O crime de seqüestro é cada vez mais freqüente nos Estados venezuelanos da fronteira, e muitos deles são atribuídos às Farc. De acordo com a Federação Nacional dos Pecuaristas (Fedenaga), há cerca de 70 venezuelanos em cativeiro atualmente, dos quais a maioria estaria em poder do grupo liderado por Manuel Marulanda, o "Tirofijo".
O território venezuelano também estaria sendo usado para esconder seqüestrados colombianos. No mês passado, o engenheiro Jorge Andres Sierra, liberado após 20 meses de cativeiro com o ELN, disse que passou parte do tempo na Venezuela, onde o grupo guerrilheiro tinha "um pacto de não-agressão", como definiu um de seus captores.
Chávez admite o crescimento da indústria dos seqüestros e disse recentemente que a Venezuela faz "fronteira com as Farc, e não com a Colômbia", mas negou a existência de provas que vinculem as guerrilhas a esse tipo de crime.

Antes e depois de Chávez
Um dos poucos a falar abertamente sobre guerrilheiros na região, o padre jesuíta Acacio Belandria, 78, afirma que a presença é antiga, mas tem se tornado cada vez mais enraizada.

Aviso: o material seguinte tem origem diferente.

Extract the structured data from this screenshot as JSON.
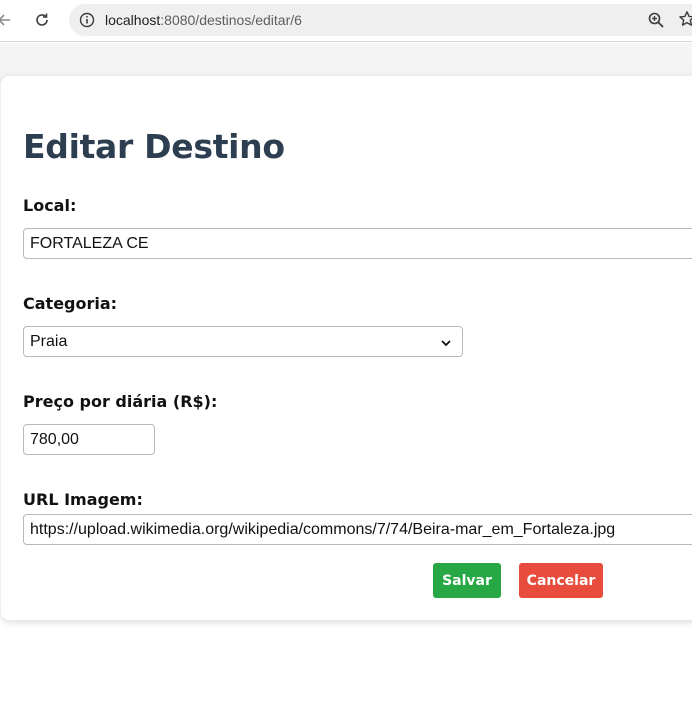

"As guerrilhas estão há uns 20 anos nesta região", diz Belandria, em entrevista na casa paroquial de La Nula ("O Nada"), cidade de 35 mil habitantes a 30 km da fronteira. "No começo, vieram a descanso, depois começaram o trabalho político, organizativo, e hoje se converteram numa ameaça interventora e violadora da soberania nacional."
Belandria diz que, além das "vacinas", os guerrilheiros também cobram 5% do valor das obras públicas e ainda recrutam jovens e adolescentes para trabalhos como o de vigilância, enquanto alguns são levados à Colômbia para receber treinamento. Para o jesuíta, o governo Chávez mudou a estratégia dos governos anteriores, que buscavam controlar as guerrilhas militarmente. Desde então, diz Belandria, há uma tentativa de reconhecê-las como "atores políticos", mas sem resultados após nove anos.

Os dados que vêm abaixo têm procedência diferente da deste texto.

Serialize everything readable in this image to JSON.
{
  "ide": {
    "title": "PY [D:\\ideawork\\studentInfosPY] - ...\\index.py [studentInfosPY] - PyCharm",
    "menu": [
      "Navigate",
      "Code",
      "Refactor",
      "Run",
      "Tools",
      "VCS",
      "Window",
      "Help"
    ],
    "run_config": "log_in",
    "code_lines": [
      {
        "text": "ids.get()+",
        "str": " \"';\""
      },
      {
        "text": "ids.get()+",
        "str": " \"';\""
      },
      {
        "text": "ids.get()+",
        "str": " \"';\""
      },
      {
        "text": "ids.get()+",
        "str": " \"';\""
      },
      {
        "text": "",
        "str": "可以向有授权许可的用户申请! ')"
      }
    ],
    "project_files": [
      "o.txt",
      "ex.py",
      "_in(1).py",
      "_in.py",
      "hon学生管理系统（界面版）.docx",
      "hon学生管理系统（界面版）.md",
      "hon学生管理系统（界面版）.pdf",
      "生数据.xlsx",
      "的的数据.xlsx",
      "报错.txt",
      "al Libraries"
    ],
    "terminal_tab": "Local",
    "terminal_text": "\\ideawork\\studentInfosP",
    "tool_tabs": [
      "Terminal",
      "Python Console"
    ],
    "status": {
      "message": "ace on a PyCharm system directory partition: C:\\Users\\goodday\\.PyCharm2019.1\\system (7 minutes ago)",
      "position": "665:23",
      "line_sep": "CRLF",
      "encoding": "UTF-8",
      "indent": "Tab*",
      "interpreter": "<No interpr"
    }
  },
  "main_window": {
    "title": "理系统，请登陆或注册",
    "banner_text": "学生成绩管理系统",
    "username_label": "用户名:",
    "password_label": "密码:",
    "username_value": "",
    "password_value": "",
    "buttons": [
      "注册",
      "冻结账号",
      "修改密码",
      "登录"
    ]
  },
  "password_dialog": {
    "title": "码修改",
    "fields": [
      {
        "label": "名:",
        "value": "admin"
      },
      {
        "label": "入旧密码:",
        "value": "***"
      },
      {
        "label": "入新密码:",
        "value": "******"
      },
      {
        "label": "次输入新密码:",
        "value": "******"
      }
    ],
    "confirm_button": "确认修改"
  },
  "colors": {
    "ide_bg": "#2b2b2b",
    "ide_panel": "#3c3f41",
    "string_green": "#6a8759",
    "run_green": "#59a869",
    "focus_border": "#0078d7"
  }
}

Há oito anos em La Nula, o padre Belandria conta um caso que, diz, ilustra o que significam o Estado e a guerrilha na fronteira: após receber uma ameaça vinda do ELN de que seu filho seria morto caso não pagasse R$ 39 mil, um fazendeiro procurou o chefe local do grupo, que negou a autoria da extorsão e enviou três guerrilheiros para vigiar sua casa.
Dias depois, o autor da ameaça voltou a procurar o fazendeiro e foi capturado e desmascarado pelo ELN.
"Para resolver esses casos, as pessoas não recorrem às autoridades venezuelanas, ineficientes e incapazes. Aqui todo mundo tem alguém conhecido na guerrilha, é necessidade."